Catherine’s lip curled into a humorless grin. “Not very sporting of them, eh?”
“Skipper! Third volley! Salvo-Charlie! Another four missiles!” Far away, across the void of space, the four rotary missile racks of the Pagan spat out missile after missile, ripple-firing the warheads not directly at the Andromeda, but toward where the Andromeda would be when they intercepted her. “They must be dumping their magazines!”
“Engaging!” Wolfram said. Invisible beams lanced out into the night. Brilliant countermeasures spat out of dispensers across the Andromeda’s hull, trying to confuse and beguile the incoming warheads. Numerous missiles were damaged, knocked off course, or destroyed outright by the defensive laser fire, but they were still coming. The Pagan, seemingly possessed of an inexhaustible supply of the weapons, vomited out another volley. The crew was floored with G-forces as Colin skewed the ship, consuming some of the incoming missiles in the inferno of the Andromeda’s exhaust plume.
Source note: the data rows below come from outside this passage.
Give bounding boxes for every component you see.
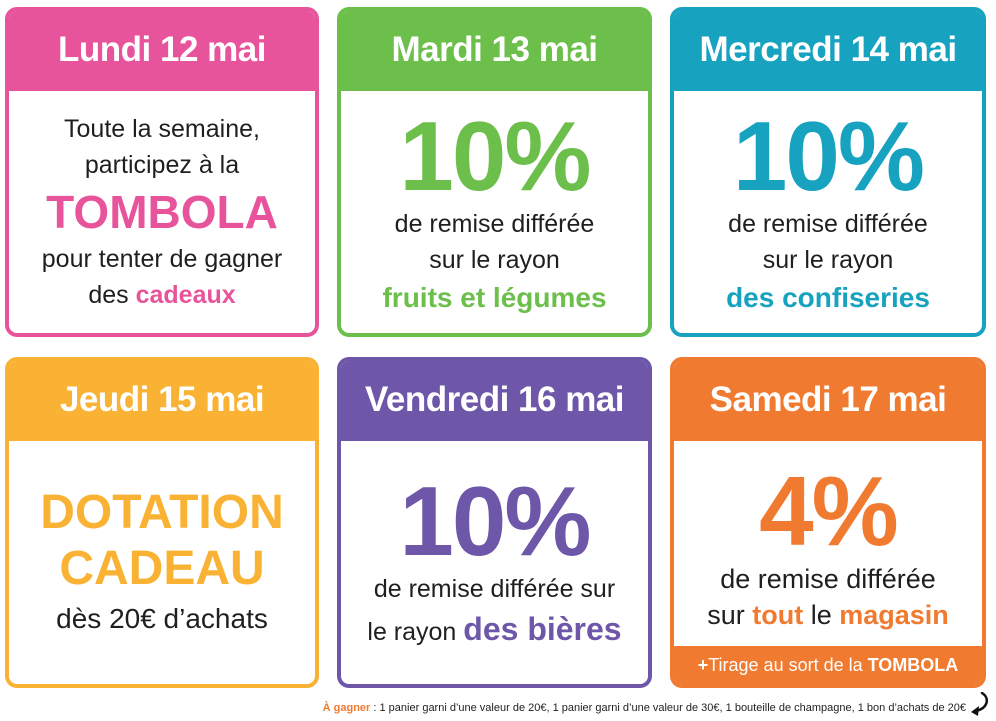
- plus-icon: +: [697, 655, 709, 675]
- discount-percent: 10%: [732, 101, 925, 211]
- text-line: de remise différée: [728, 210, 928, 238]
- department-accent: des bières: [463, 611, 622, 647]
- footnote-text: : 1 panier garni d’une valeur de 20€, 1 …: [370, 702, 966, 714]
- text-line: le rayon des bières: [367, 607, 621, 654]
- text-line: de remise différée: [720, 563, 936, 594]
- text-line: sur le rayon: [762, 246, 894, 274]
- card-header: Samedi 17 mai: [674, 361, 982, 441]
- text-mid: le: [803, 599, 840, 630]
- discount-percent: 4%: [759, 455, 899, 566]
- cadeaux-accent: cadeaux: [135, 281, 236, 309]
- text-line: Toute la semaine,: [64, 115, 260, 143]
- text-line: sur le rayon: [429, 246, 560, 274]
- card-jeudi: Jeudi 15 mai DOTATION CADEAU dès 20€ d’a…: [5, 357, 319, 688]
- card-header: Jeudi 15 mai: [9, 361, 315, 441]
- card-body: 10% de remise différée sur le rayon des …: [341, 441, 648, 684]
- text-prefix: des: [88, 281, 136, 309]
- tout-accent: tout: [752, 599, 804, 630]
- tombola-highlight: TOMBOLA: [46, 186, 278, 238]
- department-accent: des confiseries: [726, 282, 930, 313]
- text-line: participez à la: [84, 151, 240, 179]
- footer-bold: TOMBOLA: [867, 655, 959, 675]
- text-line: pour tenter de gagner: [41, 245, 283, 273]
- text-line: des cadeaux: [88, 277, 235, 313]
- card-body: 4% de remise différée sur tout le magasi…: [674, 441, 982, 646]
- text-line: de remise différée sur: [373, 575, 616, 603]
- magasin-accent: magasin: [839, 599, 949, 630]
- card-header: Lundi 12 mai: [9, 11, 315, 91]
- department-accent: fruits et légumes: [382, 282, 607, 313]
- card-mardi: Mardi 13 mai 10% de remise différée sur …: [337, 7, 652, 337]
- card-body: 10% de remise différée sur le rayon des …: [674, 91, 982, 333]
- card-body: 10% de remise différée sur le rayon frui…: [341, 91, 648, 333]
- footer-text: Tirage au sort de la: [708, 655, 868, 675]
- card-body: DOTATION CADEAU dès 20€ d’achats: [9, 441, 315, 684]
- card-body: Toute la semaine, participez à la TOMBOL…: [9, 91, 315, 333]
- card-vendredi: Vendredi 16 mai 10% de remise différée s…: [337, 357, 652, 688]
- text-prefix: sur: [707, 599, 753, 630]
- card-header: Mardi 13 mai: [341, 11, 648, 91]
- text-prefix: le rayon: [367, 618, 464, 646]
- discount-percent: 10%: [399, 101, 591, 211]
- tombola-footer: +Tirage au sort de la TOMBOLA: [674, 646, 982, 684]
- text-line: dès 20€ d’achats: [56, 602, 268, 634]
- cadeau-highlight: CADEAU: [59, 541, 265, 595]
- card-header: Vendredi 16 mai: [341, 361, 648, 441]
- text-line: de remise différée: [394, 210, 595, 238]
- card-samedi: Samedi 17 mai 4% de remise différée sur …: [670, 357, 986, 688]
- card-header: Mercredi 14 mai: [674, 11, 982, 91]
- dotation-highlight: DOTATION: [40, 485, 284, 539]
- curved-arrow-icon: [971, 692, 989, 716]
- card-mercredi: Mercredi 14 mai 10% de remise différée s…: [670, 7, 986, 337]
- discount-percent: 10%: [399, 466, 591, 576]
- footnote-lead: À gagner: [322, 702, 371, 714]
- prizes-footnote: À gagner : 1 panier garni d’une valeur d…: [323, 702, 966, 714]
- text-line: sur tout le magasin: [707, 597, 949, 633]
- card-lundi: Lundi 12 mai Toute la semaine, participe…: [5, 7, 319, 337]
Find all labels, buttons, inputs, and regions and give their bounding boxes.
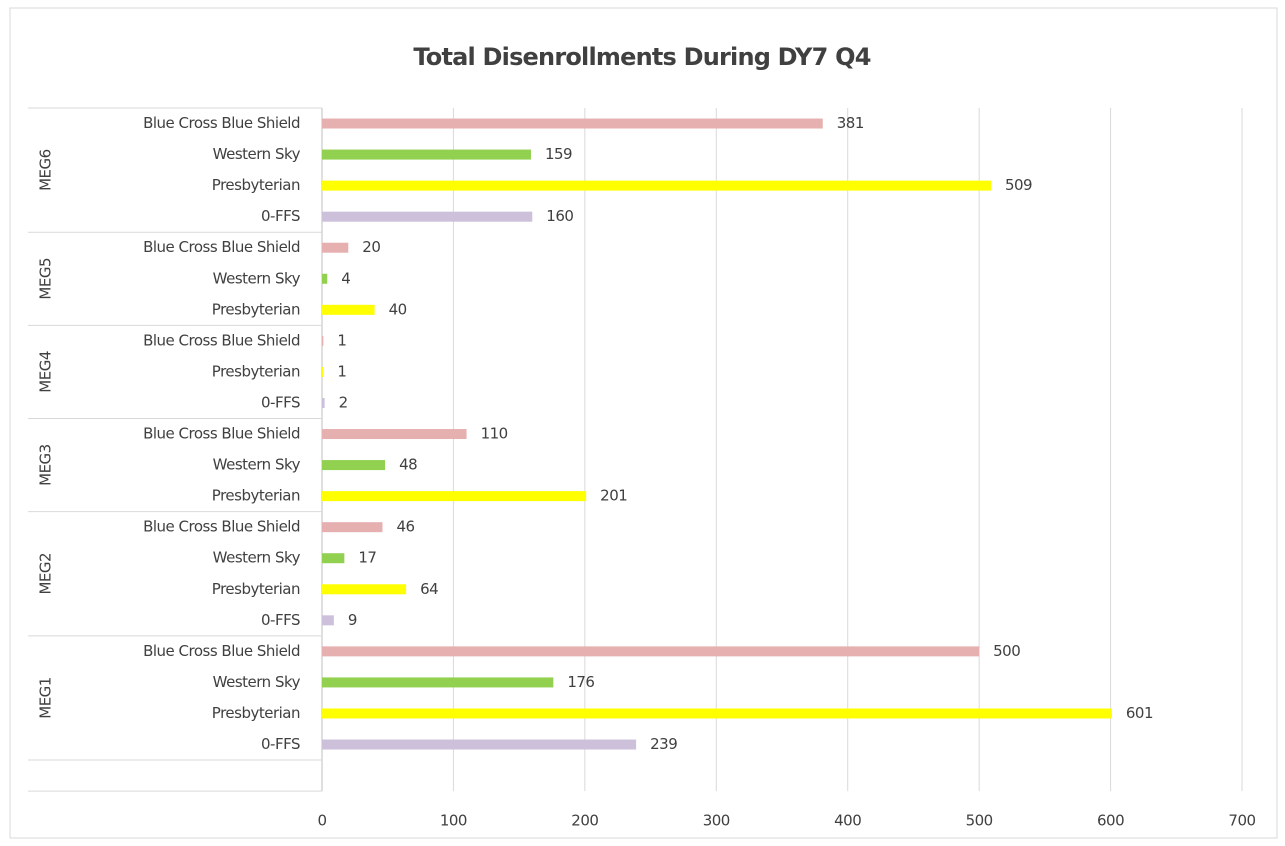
value-label: 2 bbox=[339, 393, 348, 411]
bar bbox=[322, 739, 637, 750]
group-label: MEG6 bbox=[37, 149, 55, 191]
category-label: Presbyterian bbox=[212, 580, 300, 598]
category-label: Blue Cross Blue Shield bbox=[143, 114, 300, 132]
value-label: 176 bbox=[567, 673, 594, 691]
category-label: 0-FFS bbox=[261, 207, 300, 225]
category-label: 0-FFS bbox=[261, 393, 300, 411]
category-label: Blue Cross Blue Shield bbox=[143, 518, 300, 536]
bar bbox=[322, 335, 324, 346]
category-label: Blue Cross Blue Shield bbox=[143, 331, 300, 349]
x-tick-label: 500 bbox=[966, 812, 993, 830]
value-label: 601 bbox=[1126, 704, 1153, 722]
bar bbox=[322, 584, 407, 595]
bar bbox=[322, 149, 531, 160]
group-label: MEG4 bbox=[37, 351, 55, 393]
bar bbox=[322, 615, 334, 626]
category-label: Presbyterian bbox=[212, 704, 300, 722]
x-tick-label: 0 bbox=[317, 812, 326, 830]
category-label: Blue Cross Blue Shield bbox=[143, 425, 300, 443]
bar bbox=[322, 118, 823, 129]
value-label: 40 bbox=[389, 300, 407, 318]
value-label: 509 bbox=[1005, 176, 1032, 194]
category-label: Blue Cross Blue Shield bbox=[143, 642, 300, 660]
value-label: 201 bbox=[600, 487, 627, 505]
value-label: 1 bbox=[337, 362, 346, 380]
chart-border bbox=[9, 7, 1278, 839]
bar bbox=[322, 491, 587, 502]
x-tick-label: 300 bbox=[703, 812, 730, 830]
chart-title: Total Disenrollments During DY7 Q4 bbox=[413, 43, 870, 71]
value-label: 381 bbox=[837, 114, 864, 132]
bar bbox=[322, 677, 554, 688]
category-label: Presbyterian bbox=[212, 176, 300, 194]
category-label: Western Sky bbox=[213, 269, 301, 287]
bar bbox=[322, 708, 1112, 719]
value-label: 46 bbox=[396, 518, 414, 536]
group-label: MEG5 bbox=[37, 258, 55, 300]
category-label: Presbyterian bbox=[212, 487, 300, 505]
value-label: 1 bbox=[337, 331, 346, 349]
bar bbox=[322, 273, 328, 284]
value-label: 17 bbox=[358, 549, 376, 567]
bar bbox=[322, 180, 991, 191]
value-label: 160 bbox=[546, 207, 573, 225]
x-tick-label: 400 bbox=[834, 812, 861, 830]
value-label: 500 bbox=[993, 642, 1020, 660]
value-label: 64 bbox=[420, 580, 438, 598]
category-label: Western Sky bbox=[213, 673, 301, 691]
x-tick-label: 200 bbox=[571, 812, 598, 830]
value-label: 4 bbox=[341, 269, 350, 287]
bar bbox=[322, 397, 325, 408]
x-tick-label: 700 bbox=[1228, 812, 1255, 830]
value-label: 9 bbox=[348, 611, 357, 629]
category-label: Blue Cross Blue Shield bbox=[143, 238, 300, 256]
bar bbox=[322, 646, 980, 657]
value-label: 20 bbox=[362, 238, 380, 256]
group-label: MEG1 bbox=[37, 677, 55, 719]
category-label: Presbyterian bbox=[212, 300, 300, 318]
category-label: Presbyterian bbox=[212, 362, 300, 380]
category-label: 0-FFS bbox=[261, 611, 300, 629]
category-label: Western Sky bbox=[213, 145, 301, 163]
bar bbox=[322, 242, 349, 253]
value-label: 159 bbox=[545, 145, 572, 163]
group-label: MEG2 bbox=[37, 553, 55, 595]
value-label: 239 bbox=[650, 735, 677, 753]
bar bbox=[322, 460, 386, 471]
bar bbox=[322, 429, 467, 440]
bar bbox=[322, 366, 324, 377]
category-label: Western Sky bbox=[213, 549, 301, 567]
bar bbox=[322, 522, 383, 533]
category-label: Western Sky bbox=[213, 456, 301, 474]
bar bbox=[322, 211, 533, 222]
value-label: 110 bbox=[481, 425, 508, 443]
bar bbox=[322, 553, 345, 564]
category-label: 0-FFS bbox=[261, 735, 300, 753]
x-tick-label: 100 bbox=[440, 812, 467, 830]
x-tick-label: 600 bbox=[1097, 812, 1124, 830]
value-label: 48 bbox=[399, 456, 417, 474]
group-label: MEG3 bbox=[37, 444, 55, 486]
bar bbox=[322, 304, 375, 315]
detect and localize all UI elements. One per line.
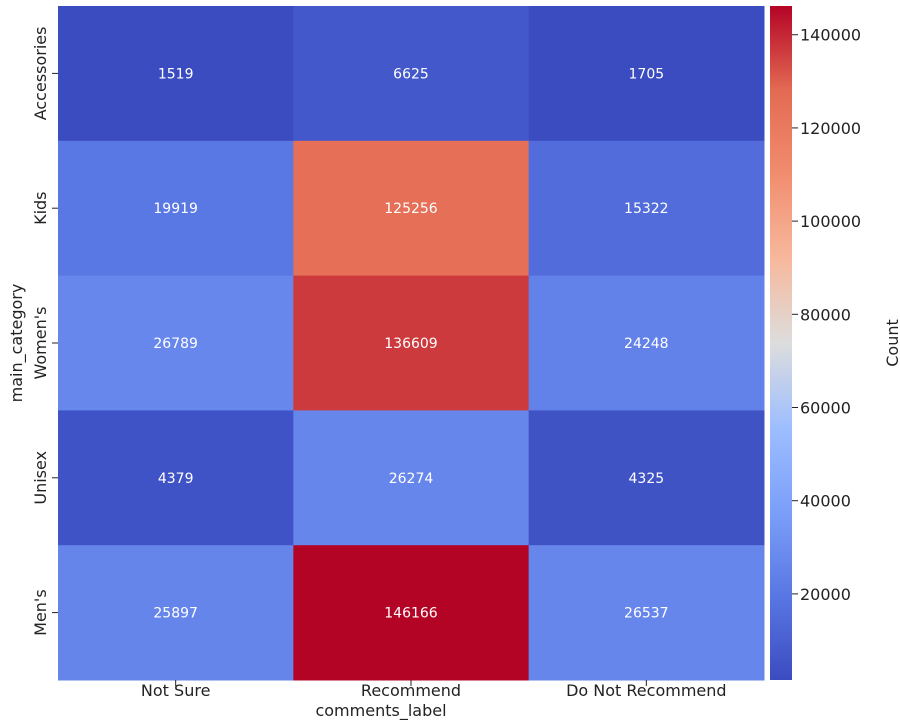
heatmap-cell xyxy=(58,410,294,546)
colorbar-tick-label: 20000 xyxy=(800,585,851,604)
y-tick-label: Kids xyxy=(31,191,50,224)
cell-value-label: 25897 xyxy=(153,606,198,622)
heatmap-cell xyxy=(58,6,294,142)
cell-value-label: 26537 xyxy=(624,606,669,622)
x-tick-label: Not Sure xyxy=(141,681,210,700)
x-tick-label: Recommend xyxy=(361,681,461,700)
heatmap-cell xyxy=(528,140,765,277)
cell-value-label: 125256 xyxy=(384,201,438,217)
colorbar-label: Count xyxy=(883,319,900,367)
colorbar-tick-label: 80000 xyxy=(800,305,851,324)
heatmap-cell xyxy=(528,545,765,681)
heatmap-cell xyxy=(293,410,530,546)
y-tick-label: Men's xyxy=(31,589,50,636)
cell-value-label: 26274 xyxy=(389,471,434,487)
x-tick-label: Do Not Recommend xyxy=(566,681,726,700)
colorbar-tick-label: 60000 xyxy=(800,399,851,418)
y-tick-label: Unisex xyxy=(31,451,50,505)
y-tick-label: Accessories xyxy=(31,27,50,121)
y-axis-ticks: Accessories Kids Women's Unisex Men's xyxy=(31,27,58,636)
heatmap-cell xyxy=(528,275,765,411)
y-tick-label: Women's xyxy=(31,307,50,380)
heatmap-cell xyxy=(293,140,530,277)
heatmap-cell xyxy=(58,140,294,277)
colorbar-tick-label: 120000 xyxy=(800,119,861,138)
colorbar-tick-label: 140000 xyxy=(800,26,861,45)
cell-value-label: 19919 xyxy=(153,201,198,217)
cell-value-label: 4379 xyxy=(158,471,194,487)
cell-value-label: 4325 xyxy=(629,471,665,487)
cell-value-label: 146166 xyxy=(384,606,438,622)
colorbar-ticks: 20000 40000 60000 80000 100000 120000 140000 xyxy=(792,26,861,604)
cell-value-label: 15322 xyxy=(624,201,669,217)
heatmap-cell xyxy=(58,545,294,681)
cell-value-label: 136609 xyxy=(384,336,437,352)
x-axis-label: comments_label xyxy=(315,701,446,721)
heatmap-cell xyxy=(528,410,765,546)
colorbar: 20000 40000 60000 80000 100000 120000 140000 C… xyxy=(770,6,900,680)
cell-value-label: 24248 xyxy=(624,336,669,352)
heatmap-cell xyxy=(293,545,530,681)
cell-value-label: 26789 xyxy=(153,336,198,352)
cell-value-label: 1519 xyxy=(158,66,194,82)
y-axis-label: main_category xyxy=(7,284,27,403)
x-axis-ticks: Not Sure Recommend Do Not Recommend xyxy=(141,680,727,700)
colorbar-tick-label: 100000 xyxy=(800,212,861,231)
heatmap-cells: 1519 6625 1705 19919 125256 15322 26789 136609 2… xyxy=(58,6,765,681)
heatmap-cell xyxy=(293,275,530,411)
heatmap-cell xyxy=(528,6,765,142)
heatmap-cell xyxy=(293,6,530,142)
colorbar-tick-label: 40000 xyxy=(800,492,851,511)
cell-value-label: 1705 xyxy=(629,66,665,82)
cell-value-label: 6625 xyxy=(393,66,429,82)
colorbar-gradient xyxy=(770,6,792,680)
heatmap-cell xyxy=(58,275,294,411)
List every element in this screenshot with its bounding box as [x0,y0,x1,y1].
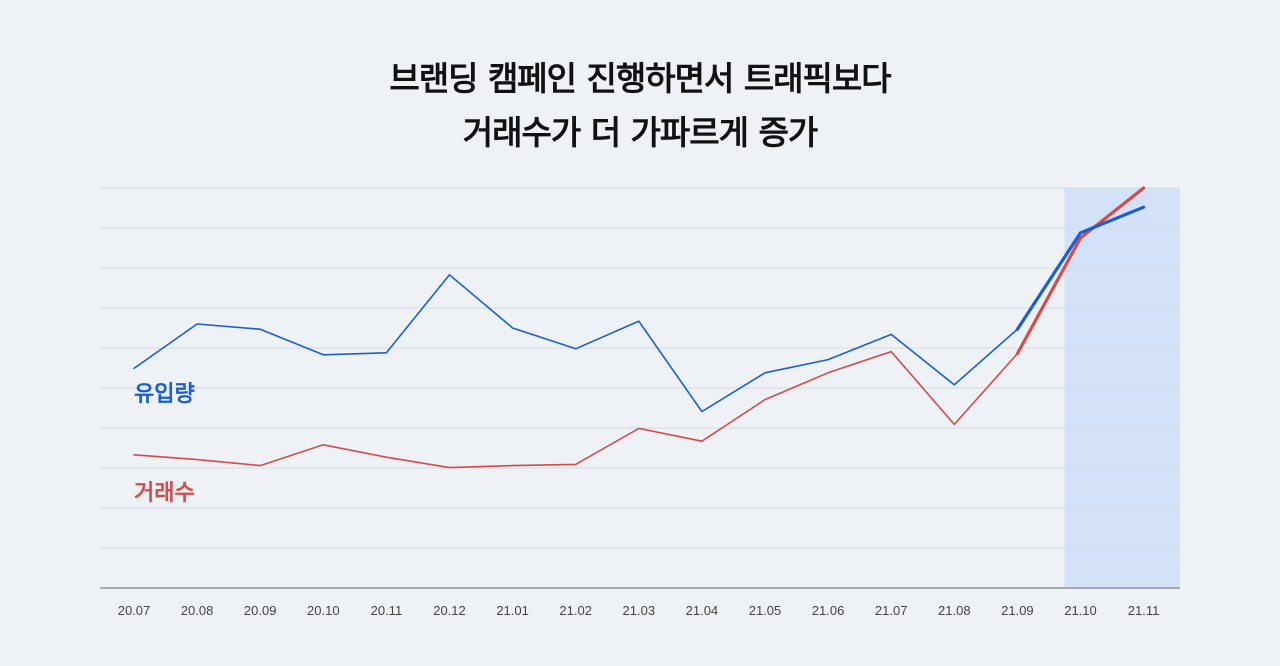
series-label-transactions: 거래수 [134,481,195,506]
x-tick-label: 20.07 [118,603,151,618]
series-line-inflow [133,232,1082,413]
x-tick-label: 21.06 [812,603,845,618]
chart-title-line-2: 거래수가 더 가파르게 증가 [462,113,818,152]
x-tick-label: 20.10 [307,603,340,618]
x-tick-label: 21.02 [559,603,592,618]
chart-title-line-1: 브랜딩 캠페인 진행하면서 트래픽보다 [389,59,891,98]
x-tick-label: 21.11 [1128,603,1160,618]
x-tick-label: 21.05 [749,603,782,618]
x-tick-label: 21.01 [496,603,529,618]
x-tick-label: 21.09 [1001,603,1034,618]
x-tick-label: 20.12 [433,603,466,618]
gridlines [100,187,1180,589]
series-lines [133,186,1146,469]
series-line-transactions [133,237,1082,469]
x-tick-label: 21.07 [875,603,908,618]
x-tick-label: 20.08 [181,603,214,618]
series-line-highlight-transactions [1015,186,1146,356]
chart-title: 브랜딩 캠페인 진행하면서 트래픽보다 거래수가 더 가파르게 증가 [0,52,1280,160]
series-label-inflow: 유입량 [134,382,195,407]
series-line-highlight-inflow [1015,205,1146,331]
x-tick-label: 21.04 [686,603,719,618]
x-axis-ticks: 20.07 20.08 20.09 20.10 20.11 20.12 21.01 21.02… [118,603,1160,618]
x-tick-label: 20.11 [371,603,403,618]
x-tick-label: 21.08 [938,603,971,618]
x-tick-label: 21.03 [623,603,656,618]
x-tick-label: 20.09 [244,603,277,618]
x-tick-label: 21.10 [1064,603,1097,618]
Damn it all, Catherine cursed, wishing she would have just shot Corbin with her laser. “Wolfram,” she said, resolved to do what had to be done. “Arm missiles. Send our friend a volley, three rounds rapid, on my mark. Maintain lasers for defensive—”
Before she could finish her command, the Andromeda plunged into the quantum foam and vanished from the physical universe. The final missiles, no longer having a target, continued harmlessly into oblivion.